Toady One: He he, yeah, I was like, "how are we going to be sure the leader will die in the trap?" And then I saw the 10 adamantine weapons in the trap. Then I was like, "but what if they live through the fall if they dodge?" Then I saw the giant magma pool.

  • The large combination of Plasmids, tonics, weapons and other tools mean that the BioShock (series) series gives you many ways to kill an enemy. The sequel's research camera gives you more research points the more imaginative your kill was.
  • In Carmageddon, if you kill a pedestrian by hitting them with an object (like a pole or parked civilian car) you get an extra bonus and the words "Nice shot, sir."
  • This trope is used by the Origami Killer in Heavy Rain. Killing boys by leaving them trapped in a ditch that fills with rainwater is certainly more elaborate than most. The same applies to the trials that the Origami Killer leaves for his victims' fathers, which, among others, include heading to a power plant, crawling through a vent with glass on the bottom, and then navigating through a maze of electrical condensers to get the next clue.
  • In Monkey Island 2: LeChuck's Revenge LeChuck leaves Guybrush and Wally the Cartographer to die in a Rube Goldberg Contraption at the end of act II.
    • You can die in it, but since he is, at this point, recounting how he came to be in a completely different (and much more straightforward) perilous situation, the person listening calls him out.
  • Ghost Trick, in spades.
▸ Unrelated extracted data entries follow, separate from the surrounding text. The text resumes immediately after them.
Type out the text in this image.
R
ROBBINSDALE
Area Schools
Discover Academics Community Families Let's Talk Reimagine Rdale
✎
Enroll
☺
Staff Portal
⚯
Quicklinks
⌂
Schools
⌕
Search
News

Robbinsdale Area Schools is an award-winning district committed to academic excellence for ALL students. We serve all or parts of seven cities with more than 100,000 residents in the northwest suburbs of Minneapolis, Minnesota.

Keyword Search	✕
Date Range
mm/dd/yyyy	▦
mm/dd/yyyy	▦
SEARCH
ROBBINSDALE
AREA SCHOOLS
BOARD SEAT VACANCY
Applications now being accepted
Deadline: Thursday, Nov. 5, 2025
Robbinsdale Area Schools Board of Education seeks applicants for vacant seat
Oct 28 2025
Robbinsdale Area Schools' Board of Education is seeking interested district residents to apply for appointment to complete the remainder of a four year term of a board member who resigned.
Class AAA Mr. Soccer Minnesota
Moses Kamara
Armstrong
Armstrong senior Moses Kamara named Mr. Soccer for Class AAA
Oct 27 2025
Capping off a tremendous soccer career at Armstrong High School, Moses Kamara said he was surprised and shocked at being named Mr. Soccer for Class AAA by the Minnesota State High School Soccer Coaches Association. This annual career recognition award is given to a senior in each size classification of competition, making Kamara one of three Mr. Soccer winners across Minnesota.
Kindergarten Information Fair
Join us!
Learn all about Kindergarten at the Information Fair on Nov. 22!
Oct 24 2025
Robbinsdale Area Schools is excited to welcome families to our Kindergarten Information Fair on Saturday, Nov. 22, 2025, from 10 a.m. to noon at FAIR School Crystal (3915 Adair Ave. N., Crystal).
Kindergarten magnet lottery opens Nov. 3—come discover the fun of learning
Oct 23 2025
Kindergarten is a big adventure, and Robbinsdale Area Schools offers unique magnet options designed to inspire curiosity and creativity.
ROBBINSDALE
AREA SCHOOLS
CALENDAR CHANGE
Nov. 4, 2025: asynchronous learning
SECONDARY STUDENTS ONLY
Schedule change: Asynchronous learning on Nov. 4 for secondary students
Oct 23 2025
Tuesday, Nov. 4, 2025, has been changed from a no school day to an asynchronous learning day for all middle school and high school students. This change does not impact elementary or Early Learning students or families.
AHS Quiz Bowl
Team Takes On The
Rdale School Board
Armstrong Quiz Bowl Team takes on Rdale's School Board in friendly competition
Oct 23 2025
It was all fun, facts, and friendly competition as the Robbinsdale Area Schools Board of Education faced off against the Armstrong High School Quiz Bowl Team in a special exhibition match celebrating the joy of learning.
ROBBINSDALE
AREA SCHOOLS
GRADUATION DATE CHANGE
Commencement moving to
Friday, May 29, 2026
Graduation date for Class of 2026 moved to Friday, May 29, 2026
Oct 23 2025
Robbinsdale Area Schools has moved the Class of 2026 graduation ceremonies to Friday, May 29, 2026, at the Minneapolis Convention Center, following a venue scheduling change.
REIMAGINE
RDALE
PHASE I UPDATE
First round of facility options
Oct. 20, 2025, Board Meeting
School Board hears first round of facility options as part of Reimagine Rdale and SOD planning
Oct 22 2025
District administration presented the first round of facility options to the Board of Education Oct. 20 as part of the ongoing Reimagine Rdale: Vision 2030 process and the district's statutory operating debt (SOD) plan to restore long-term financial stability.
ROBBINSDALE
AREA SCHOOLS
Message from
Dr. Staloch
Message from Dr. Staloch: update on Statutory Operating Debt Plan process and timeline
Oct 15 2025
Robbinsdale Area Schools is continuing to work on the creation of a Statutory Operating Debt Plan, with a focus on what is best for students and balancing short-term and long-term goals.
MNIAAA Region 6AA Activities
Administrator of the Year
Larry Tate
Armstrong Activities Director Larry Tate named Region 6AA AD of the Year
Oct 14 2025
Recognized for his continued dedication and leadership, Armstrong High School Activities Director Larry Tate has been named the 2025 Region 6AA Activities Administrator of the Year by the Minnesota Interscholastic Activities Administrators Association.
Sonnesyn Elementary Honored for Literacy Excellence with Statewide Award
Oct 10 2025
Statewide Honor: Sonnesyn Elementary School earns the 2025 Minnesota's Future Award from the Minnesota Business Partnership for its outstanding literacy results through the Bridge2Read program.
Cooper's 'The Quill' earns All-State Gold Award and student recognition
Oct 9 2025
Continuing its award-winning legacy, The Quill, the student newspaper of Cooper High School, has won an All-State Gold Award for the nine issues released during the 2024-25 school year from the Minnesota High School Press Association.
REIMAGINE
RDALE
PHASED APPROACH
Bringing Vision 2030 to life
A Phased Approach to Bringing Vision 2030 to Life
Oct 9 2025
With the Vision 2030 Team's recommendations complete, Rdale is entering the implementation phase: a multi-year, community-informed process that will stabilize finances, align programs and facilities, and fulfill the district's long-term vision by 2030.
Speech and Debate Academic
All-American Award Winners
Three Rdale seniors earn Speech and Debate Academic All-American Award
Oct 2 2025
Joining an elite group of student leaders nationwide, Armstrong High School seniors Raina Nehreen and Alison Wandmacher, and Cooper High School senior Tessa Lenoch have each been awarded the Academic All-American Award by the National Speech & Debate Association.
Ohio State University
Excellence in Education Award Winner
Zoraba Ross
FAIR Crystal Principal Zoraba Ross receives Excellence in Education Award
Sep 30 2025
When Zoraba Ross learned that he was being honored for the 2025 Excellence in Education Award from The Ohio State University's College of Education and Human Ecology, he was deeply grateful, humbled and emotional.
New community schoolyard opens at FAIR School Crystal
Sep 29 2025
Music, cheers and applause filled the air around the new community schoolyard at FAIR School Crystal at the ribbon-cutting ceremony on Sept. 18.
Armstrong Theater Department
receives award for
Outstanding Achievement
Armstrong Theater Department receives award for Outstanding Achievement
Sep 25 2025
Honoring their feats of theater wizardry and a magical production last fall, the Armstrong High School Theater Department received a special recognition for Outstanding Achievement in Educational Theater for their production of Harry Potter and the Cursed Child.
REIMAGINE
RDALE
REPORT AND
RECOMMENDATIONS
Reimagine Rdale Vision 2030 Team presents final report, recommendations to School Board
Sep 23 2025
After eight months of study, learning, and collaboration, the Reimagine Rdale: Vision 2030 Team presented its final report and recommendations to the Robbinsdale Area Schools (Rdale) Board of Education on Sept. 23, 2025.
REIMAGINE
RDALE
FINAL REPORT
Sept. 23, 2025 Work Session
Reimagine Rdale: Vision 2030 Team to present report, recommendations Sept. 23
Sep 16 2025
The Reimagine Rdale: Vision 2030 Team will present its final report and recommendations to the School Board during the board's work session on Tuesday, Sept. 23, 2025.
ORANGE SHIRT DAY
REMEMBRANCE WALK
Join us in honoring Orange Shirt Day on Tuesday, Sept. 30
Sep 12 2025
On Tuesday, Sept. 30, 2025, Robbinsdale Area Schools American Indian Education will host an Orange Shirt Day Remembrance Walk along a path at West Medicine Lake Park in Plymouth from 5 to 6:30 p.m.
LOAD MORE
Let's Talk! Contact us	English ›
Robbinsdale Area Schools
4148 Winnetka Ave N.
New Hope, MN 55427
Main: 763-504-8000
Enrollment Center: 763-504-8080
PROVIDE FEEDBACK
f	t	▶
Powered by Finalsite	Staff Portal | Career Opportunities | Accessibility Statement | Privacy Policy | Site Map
It, for example, features death by Rube Goldberg contraption (twice) and death by giant plastic chicken. You, of course, get to go and try avert all those ridculously complicated deaths.
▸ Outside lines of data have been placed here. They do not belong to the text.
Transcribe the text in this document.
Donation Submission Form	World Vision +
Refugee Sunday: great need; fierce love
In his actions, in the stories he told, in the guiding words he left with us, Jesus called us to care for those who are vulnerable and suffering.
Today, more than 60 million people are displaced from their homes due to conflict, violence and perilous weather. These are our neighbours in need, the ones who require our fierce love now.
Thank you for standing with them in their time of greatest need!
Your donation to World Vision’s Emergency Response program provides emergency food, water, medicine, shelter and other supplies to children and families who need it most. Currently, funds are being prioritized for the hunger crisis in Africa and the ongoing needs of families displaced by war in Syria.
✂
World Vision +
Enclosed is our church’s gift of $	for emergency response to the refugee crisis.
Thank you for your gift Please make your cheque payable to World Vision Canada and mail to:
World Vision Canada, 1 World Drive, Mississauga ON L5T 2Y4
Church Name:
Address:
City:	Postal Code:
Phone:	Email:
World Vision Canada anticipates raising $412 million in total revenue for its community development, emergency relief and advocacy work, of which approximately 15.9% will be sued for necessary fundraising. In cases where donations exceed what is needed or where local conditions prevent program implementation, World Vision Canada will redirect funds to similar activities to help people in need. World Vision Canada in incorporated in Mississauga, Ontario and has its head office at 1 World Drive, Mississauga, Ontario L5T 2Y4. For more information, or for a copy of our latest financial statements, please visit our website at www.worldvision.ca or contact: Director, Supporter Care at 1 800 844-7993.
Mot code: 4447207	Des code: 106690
    • In fact, the game deconstructs the idea a little; the Rube Goldberg contraption permanently scarred the person who set it up (since it was supposed to be harmless). Later, it was found to have made an "impossible move", and nobody could ever figure out why it acted the way it did, leading all involved to despair.
  • This was a possible result of a Fallout 3 Wreaking Havok demonstration. Ideally, the player would remain where they were after triggering a Rube Goldberg Device, and the physics engine would complete the Disaster Dominoes as intended, leaving players unharmed while dropping a stash of goodies at their feet. Any user error or unpredictable physics could kill the Player Character in a fiery explosion.

Western Animation

  • The Great Mouse Detective has an example of one of these in the form of a Death Trap. It doesn't actually work but points for trying.
  • The Perils of Penelope Pitstop: The Hooded Claw LOVES this trope. He pulls a Death Trap with this just about every 2 miniutes.
  • In Batman the Brave And The Bold, Music Meister uses a ludicrously overkill Death Trap, involving swinging blades, lasers, acid, bombs, crushers, spikes to kill batman
    • And the Joker uses and elaborate Rube Goldberg device to kill Bataman in "Emperor Joker!". Of course, at the time, the Joker has the powers of a god to ensure that it works. But decides it's no fun to kill him once, and does it over and over again.
  • In the Futurama "The Tip of the Zoidberg" has the protagonists use one on the professor. Being a Rube Goldberg Device, it was not quick, allowing time for the execution to be interrupted.
  1. Well, or just locking their bedroom doors so they starve to death, but sending them to pull a lever to drop themselves into a magma sea is much more entertaining.